Nevertheless, her article is in Print, a graphic design magazine read in the main by graphic designers (though others might come to it online), and it’s reasonable to expect that she would explore how deep-seated inhibitions about the sainted figures and celebrated institutions of graphic design are obstructing full and frank criticism. I’d heard the article was in the pipeline and I was agog to hear what she would say about the field’s self-congratulatory ways from her perspective as a visitor — her main beat is architecture and objects — rather than as an habitué. As I said, I have always wondered why it is that certain prominent graphic designers appear to hold a magic pass that renders them permanently exempt from criticism.

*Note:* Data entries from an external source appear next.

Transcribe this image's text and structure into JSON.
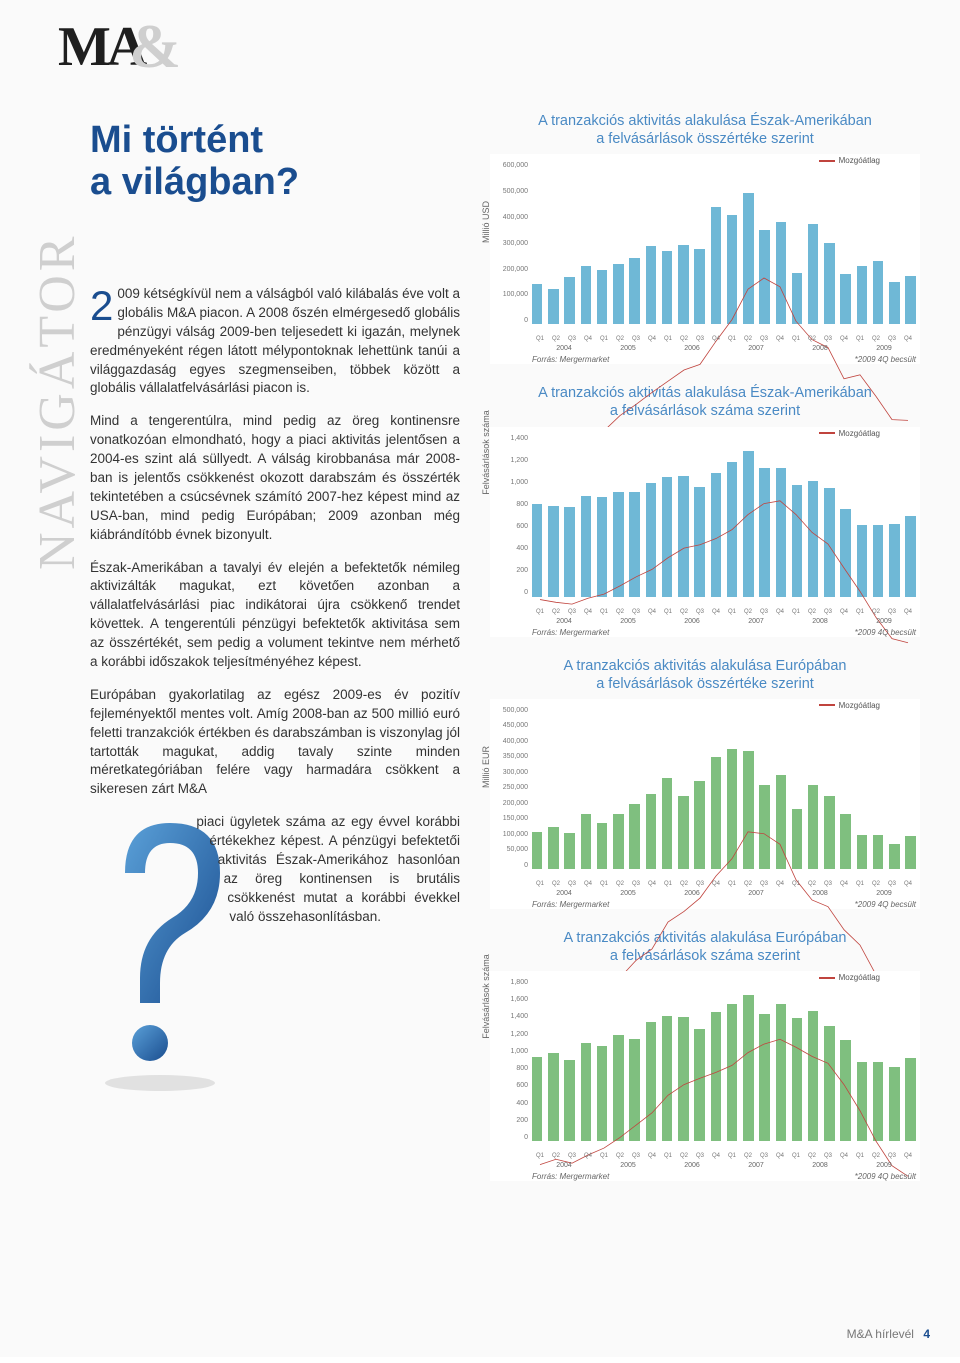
{
  "sidebar": {
    "vertical_text": "NAVIGÁTOR",
    "logo": "MA",
    "logo_amp": "&"
  },
  "title_line1": "Mi történt",
  "title_line2": "a világban?",
  "article": {
    "dropcap": "2",
    "p1": "009 kétségkívül nem a válságból való kilábalás éve volt a globális M&A piacon. A 2008 őszén elmérgesedő globális pénzügyi válság 2009-ben teljesedett ki igazán, melynek eredményeként régen látott mélypontoknak lehettünk tanúi a világgazdaság egyes szegmenseiben, többek között a globális vállalatfelvásárlási piacon is.",
    "p2": "Mind a tengerentúlra, mind pedig az öreg kontinensre vonatkozóan elmondható, hogy a piaci aktivitás jelentősen a 2004-es szint alá süllyedt. A válság kirobbanása már 2008-ban is jelentős csökkenést okozott darabszám és összérték tekintetében a csúcsévnek számító 2007-hez képest mind az USA-ban, mind pedig Európában; 2009 azonban még kiábrándítóbb évnek bizonyult.",
    "p3": "Észak-Amerikában a tavalyi év elején a befektetők némileg aktivizálták magukat, ezt követően azonban a vállalatfelvásárlási piac indikátorai újra csökkenő trendet követtek. A tengerentúli pénzügyi befektetők aktivitása sem az összértékét, sem pedig a volument tekintve nem mérhető a korábbi időszakok teljesítményéhez képest.",
    "p4a": "Európában gyakorlatilag az egész 2009-es év pozitív fejleményektől mentes volt. Amíg 2008-ban az 500 millió euró feletti tranzakciók értékben és darabszámban is viszonylag jól tartották magukat, addig tavaly szinte minden méretkategóriában felére vagy harmadára csökkent a sikeresen zárt M&A",
    "p4b": "piaci ügyletek száma az egy évvel korábbi értékekhez képest. A pénzügyi befektetői aktivitás Észak-Amerikához hasonlóan az öreg kontinensen is brutális csökkenést mutat a korábbi évekkel való összehasonlításban."
  },
  "legend_label": "Mozgóátlag",
  "source_label": "Forrás: Mergermarket",
  "estimate_label": "*2009 4Q becsült",
  "years": [
    "2004",
    "2005",
    "2006",
    "2007",
    "2008",
    "2009"
  ],
  "quarters": [
    "Q1",
    "Q2",
    "Q3",
    "Q4"
  ],
  "charts": [
    {
      "title_l1": "A tranzakciós aktivitás alakulása Észak-Amerikában",
      "title_l2": "a felvásárlások összértéke szerint",
      "yaxis": "Millió USD",
      "ymax": 600000,
      "ytick_step": 100000,
      "yticks": [
        "0",
        "100,000",
        "200,000",
        "300,000",
        "400,000",
        "500,000",
        "600,000"
      ],
      "bar_color": "#6fb8d6",
      "line_color": "#c0443e",
      "values": [
        150000,
        130000,
        175000,
        215000,
        200000,
        225000,
        245000,
        290000,
        270000,
        295000,
        280000,
        435000,
        405000,
        485000,
        350000,
        380000,
        190000,
        370000,
        300000,
        185000,
        215000,
        235000,
        155000,
        180000
      ]
    },
    {
      "title_l1": "A tranzakciós aktivitás alakulása Észak-Amerikában",
      "title_l2": "a felvásárlások száma szerint",
      "yaxis": "Felvásárlások száma",
      "ymax": 1400,
      "ytick_step": 200,
      "yticks": [
        "0",
        "200",
        "400",
        "600",
        "800",
        "1,000",
        "1,200",
        "1,400"
      ],
      "bar_color": "#6fb8d6",
      "line_color": "#c0443e",
      "values": [
        800,
        780,
        770,
        870,
        860,
        900,
        900,
        980,
        1030,
        1040,
        950,
        1070,
        1160,
        1260,
        1110,
        1110,
        960,
        1000,
        940,
        760,
        620,
        620,
        630,
        700
      ]
    },
    {
      "title_l1": "A tranzakciós aktivitás alakulása Európában",
      "title_l2": "a felvásárlások összértéke szerint",
      "yaxis": "Millió EUR",
      "ymax": 500000,
      "ytick_step": 50000,
      "yticks": [
        "0",
        "50,000",
        "100,000",
        "150,000",
        "200,000",
        "250,000",
        "300,000",
        "350,000",
        "400,000",
        "450,000",
        "500,000"
      ],
      "bar_color": "#7fbf7f",
      "line_color": "#c0443e",
      "values": [
        115000,
        130000,
        110000,
        170000,
        140000,
        170000,
        200000,
        230000,
        280000,
        225000,
        270000,
        345000,
        370000,
        365000,
        260000,
        290000,
        185000,
        260000,
        225000,
        170000,
        105000,
        105000,
        75000,
        100000
      ]
    },
    {
      "title_l1": "A tranzakciós aktivitás alakulása Európában",
      "title_l2": "a felvásárlások száma szerint",
      "yaxis": "Felvásárlások száma",
      "ymax": 1800,
      "ytick_step": 200,
      "yticks": [
        "0",
        "200",
        "400",
        "600",
        "800",
        "1,000",
        "1,200",
        "1,400",
        "1,600",
        "1,800"
      ],
      "bar_color": "#7fbf7f",
      "line_color": "#c0443e",
      "values": [
        930,
        980,
        900,
        1090,
        1060,
        1180,
        1130,
        1320,
        1390,
        1380,
        1250,
        1430,
        1520,
        1620,
        1410,
        1520,
        1370,
        1450,
        1280,
        1120,
        880,
        880,
        820,
        920
      ]
    }
  ],
  "footer": {
    "label": "M&A hírlevél",
    "page": "4"
  },
  "colors": {
    "title": "#1a4d8f",
    "chart_title": "#4a8ac4",
    "bar_na": "#6fb8d6",
    "bar_eu": "#7fbf7f",
    "ma_line": "#c0443e",
    "vert_text": "#cfcfcf"
  }
}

Weirdly, though, Lange almost entirely sidesteps the issue. In her first category of sacred cows, “living legends,” she namechecks Massimo Vignelli (whose 1983 call for criticism she cites), Chermayeff & Geismar, Milton Glaser, Seymour Chwast, and a bit later on, Paul Rand. “They are our collective influence, which makes it difficult to stand apart from them and critique.” This might seem promising — perhaps these stalwarts, far from deserving so much soft-headed industry acclaim, require a long overdue demolition. But Lange doesn’t say what the complaint might be and quickly moves on. The only other graphic designer to get a mention is Chip Kidd, who earns a mild rebuke for receiving a “revival-meeting level of enthusiasm on Twitter,” though Lange apparently shares the view that his work is excellent. Later, she mentions her brief Design Observer piece about minimalist posters, which made fair points but was hardly the most searing critique.

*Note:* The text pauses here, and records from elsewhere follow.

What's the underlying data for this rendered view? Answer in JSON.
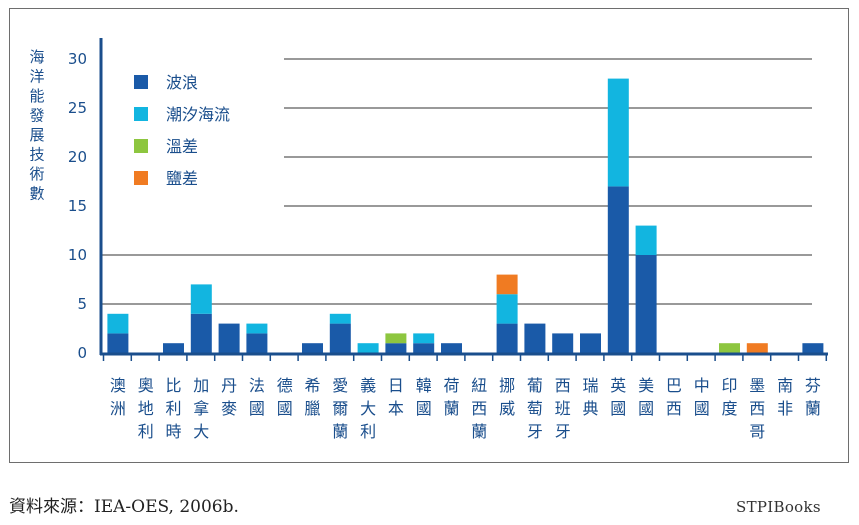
{
  "chart_data": {
    "type": "bar",
    "stacked": true,
    "ylabel": "海洋能發展技術數",
    "ylim": [
      0,
      30
    ],
    "yticks": [
      0,
      5,
      10,
      15,
      20,
      25,
      30
    ],
    "grid": "horizontal",
    "legend_position": "top-left",
    "categories": [
      "澳洲",
      "奧地利",
      "比利時",
      "加拿大",
      "丹麥",
      "法國",
      "德國",
      "希臘",
      "愛爾蘭",
      "義大利",
      "日本",
      "韓國",
      "荷蘭",
      "紐西蘭",
      "挪威",
      "葡萄牙",
      "西班牙",
      "瑞典",
      "英國",
      "美國",
      "巴西",
      "中國",
      "印度",
      "墨西哥",
      "南非",
      "芬蘭"
    ],
    "series": [
      {
        "name": "波浪",
        "color": "#1a5aa8",
        "values": [
          2,
          0,
          1,
          4,
          3,
          2,
          0,
          1,
          3,
          0,
          1,
          1,
          1,
          0,
          3,
          3,
          2,
          2,
          17,
          10,
          0,
          0,
          0,
          0,
          0,
          1
        ]
      },
      {
        "name": "潮汐海流",
        "color": "#12b5e0",
        "values": [
          2,
          0,
          0,
          3,
          0,
          1,
          0,
          0,
          1,
          1,
          0,
          1,
          0,
          0,
          3,
          0,
          0,
          0,
          11,
          3,
          0,
          0,
          0,
          0,
          0,
          0
        ]
      },
      {
        "name": "溫差",
        "color": "#8dc63f",
        "values": [
          0,
          0,
          0,
          0,
          0,
          0,
          0,
          0,
          0,
          0,
          1,
          0,
          0,
          0,
          0,
          0,
          0,
          0,
          0,
          0,
          0,
          0,
          1,
          0,
          0,
          0
        ]
      },
      {
        "name": "鹽差",
        "color": "#f07b22",
        "values": [
          0,
          0,
          0,
          0,
          0,
          0,
          0,
          0,
          0,
          0,
          0,
          0,
          0,
          0,
          2,
          0,
          0,
          0,
          0,
          0,
          0,
          0,
          0,
          1,
          0,
          0
        ]
      }
    ]
  },
  "footer": {
    "source": "資料來源：IEA-OES, 2006b.",
    "brand": "STPIBooks"
  }
}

Most of the examples in Lange’s essay are peripheral to graphic design: Steve Jobs and NeXT, Bill Moggridge, New York’s High Line park, Gary Hustwit’s film Urbanized, industrial designer Yves Béhar, Tina Roth Eisenberg of Swissmiss, and Design*Sponge. If the article had been in Metropolis, Blueprint, Icon or Frame these would all be good choices — one or two seem like very deserving targets — except that this was in Print. I can’t have been the only reader wondering what this line-up had to do with the genuine dearth of criticism of designers, companies and institutions in graphic design. It would be like filling a think piece for Architectural Digest with references to graphic designers. The (I assume) unintended effect was to spare everyone’s blushes and let just about the entire graphic design field off the hook.

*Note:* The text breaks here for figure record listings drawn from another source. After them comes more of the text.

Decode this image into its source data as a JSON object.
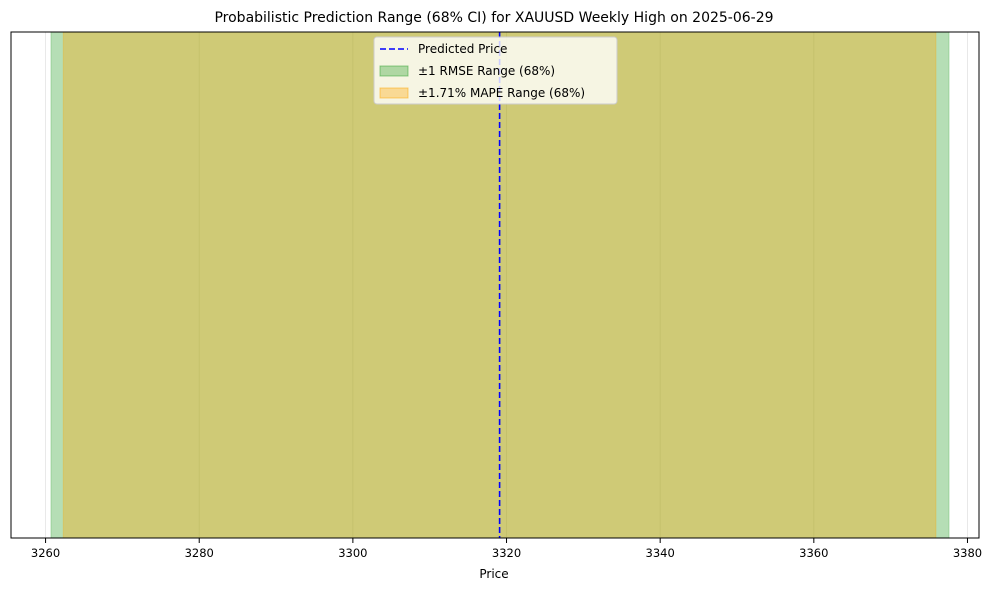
{
  "chart_data": {
    "type": "range",
    "title": "Probabilistic Prediction Range (68% CI) for XAUUSD Weekly High on 2025-06-29",
    "xlabel": "Price",
    "ylabel": "",
    "xlim": [
      3255.5,
      3381.5
    ],
    "xticks": [
      3260,
      3280,
      3300,
      3320,
      3340,
      3360,
      3380
    ],
    "grid": true,
    "legend_position": "top-center",
    "predicted_price": 3319.1,
    "series": [
      {
        "name": "Predicted Price",
        "kind": "vline",
        "value": 3319.1,
        "color": "#0000ff",
        "style": "dashed"
      },
      {
        "name": "±1 RMSE Range (68%)",
        "kind": "band",
        "range": [
          3260.7,
          3377.6
        ],
        "color": "#2ca02c",
        "alpha": 0.35
      },
      {
        "name": "±1.71% MAPE Range (68%)",
        "kind": "band",
        "range": [
          3262.3,
          3375.9
        ],
        "color": "#ffa500",
        "alpha": 0.35
      }
    ]
  }
}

I’ll repeat that I support Lange’s contention. I believe that the lack of keenly focused criticism has long been a weakness in graphic design, but to be convincing, the case needs to be made with numerous telling graphic design examples. Of those Lange gives, only Kidd, as a highly visible mid-career designer reaping lots of glory, seems a pertinent case. Rand was certainly subject to plenty of criticism in his later years, and Vignelli was also in the frame for a while during the early 1990s legibility wars. (Personally, I’d fight to the last in defense of Glaser.)
Fifteen or 20 years ago, when graphic design was riding high, criticism based on close, contextual analysis of the field seemed like it could grow, though design magazines were never exactly clamoring for the chance to publish takedowns. It isn’t an easy path. I’ve had my own run-ins with famous graphic designers. So let bullish new writers take a pop at the latest design wave, if they feel strongly enough about it. In reality, few show any appetite for the task, and there is good reason to doubt that much of an audience for that kind of writing exists now — however beneficial for the field smart and cogent criticism might be.
Today, when people tire of the overexposed, their “critical gesture” is often to show and talk about the things they prefer instead. Lange calls this well-intentioned positivity “the power of happy” (see, too, That New Design Smell magazine) and I agree that it is no substitute for real criticism. By drifting off target, her essay undercuts its entirely valid argument while inadvertently adding to the impression that design interest has simply moved elsewhere.